Starring: Juan Jesús Varela, Yadira Pérez, Alexis Varela, Sandra Lorenzano, Jairo Hernández, Kevin Aguilar.
From directors/screenwriters/producers Astrid Rondero and Fernanda Valadez, “Sujo” tells the coming of age story of Sujo, a boy whose father has been killed in cartel violence. “It completely reframes the notion of what a story about cartel violence is,” Nein said. “It’s about a child kind of growing up and this question about to what degree is his fate determined by this past or by self-determination by who he is, by this moral character that he forges?”
‘Handling the Undead’
Starring: Renate Reinsve, Bjørn Sundquist, Bente Børsum, Anders Danielsen Lie, Bahar Pars.
“Handling the Undead” comes from director/screenwriter Thea Hvistendahl and screenwriter John Ajvide Lindqvist, who is the author of the acclaimed horror story “Let the Right One In.” But “Handling the Undead” is a “very, very different film” from ‘Let the Right One In,’” Nein said.

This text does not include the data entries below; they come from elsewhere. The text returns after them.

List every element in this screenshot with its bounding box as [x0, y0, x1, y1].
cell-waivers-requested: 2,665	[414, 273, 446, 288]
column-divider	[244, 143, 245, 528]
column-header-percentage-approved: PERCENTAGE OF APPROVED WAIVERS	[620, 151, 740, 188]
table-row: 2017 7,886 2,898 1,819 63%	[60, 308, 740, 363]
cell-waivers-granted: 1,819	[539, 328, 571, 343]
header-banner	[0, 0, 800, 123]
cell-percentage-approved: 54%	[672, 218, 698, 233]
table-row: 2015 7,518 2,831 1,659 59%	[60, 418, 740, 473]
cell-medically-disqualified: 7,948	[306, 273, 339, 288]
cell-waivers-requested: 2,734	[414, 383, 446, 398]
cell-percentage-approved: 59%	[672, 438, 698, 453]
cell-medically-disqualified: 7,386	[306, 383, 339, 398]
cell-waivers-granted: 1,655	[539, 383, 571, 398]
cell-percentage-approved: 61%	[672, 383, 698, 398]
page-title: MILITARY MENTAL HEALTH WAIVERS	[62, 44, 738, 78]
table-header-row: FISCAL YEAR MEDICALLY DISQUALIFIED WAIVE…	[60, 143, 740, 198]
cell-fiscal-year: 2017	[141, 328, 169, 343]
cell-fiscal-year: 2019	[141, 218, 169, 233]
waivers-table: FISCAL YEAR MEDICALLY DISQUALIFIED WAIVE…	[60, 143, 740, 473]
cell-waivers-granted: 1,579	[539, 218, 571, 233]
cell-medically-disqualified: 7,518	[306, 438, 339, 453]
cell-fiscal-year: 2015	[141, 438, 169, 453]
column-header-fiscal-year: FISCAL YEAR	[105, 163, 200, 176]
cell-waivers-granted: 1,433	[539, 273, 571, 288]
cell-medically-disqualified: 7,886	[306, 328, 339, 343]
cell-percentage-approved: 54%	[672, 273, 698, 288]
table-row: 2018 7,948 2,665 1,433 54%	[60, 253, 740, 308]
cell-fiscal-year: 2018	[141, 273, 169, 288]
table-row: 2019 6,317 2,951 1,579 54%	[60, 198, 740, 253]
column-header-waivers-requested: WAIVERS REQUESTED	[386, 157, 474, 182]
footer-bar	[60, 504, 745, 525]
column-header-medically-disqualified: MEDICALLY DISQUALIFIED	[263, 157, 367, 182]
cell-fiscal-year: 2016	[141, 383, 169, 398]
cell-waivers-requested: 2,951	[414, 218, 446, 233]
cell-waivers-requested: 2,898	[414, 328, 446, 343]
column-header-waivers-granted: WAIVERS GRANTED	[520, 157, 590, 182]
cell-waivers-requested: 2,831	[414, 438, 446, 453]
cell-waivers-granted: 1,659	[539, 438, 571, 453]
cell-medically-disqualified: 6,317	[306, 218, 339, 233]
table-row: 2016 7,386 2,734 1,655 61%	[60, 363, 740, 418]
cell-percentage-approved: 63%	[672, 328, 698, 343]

“It is about the undead, but in a way that you have never seen in a film before,” he said. It’s almost as if it is a drama, and a very moving human portrait of what it would mean if somebody close to you, a loved one, was reanimated. It’s creepy, but it’s actually incredibly moving. ... It’s hard to come out of a pandemic and watch this movie and not reflect on the notion of how we’ve all had to come to terms with loss and grief.”
Expect more updates from the festival
Nein said people can expect more announcements — including films and screenings — in the coming days and weeks. He also hinted at a special celebration for the festival’s 40th edition, which will include showing “a film that has a very strong connection to Utah that became a cult classic.” He didn’t reveal the title, but next month does happen to mark the 20th anniversary of “Napoleon Dynamite,” which had its premiere at the Sundance Festival in 2004. But there’s also “SLC Punk,” which premiered at the festival in 1999.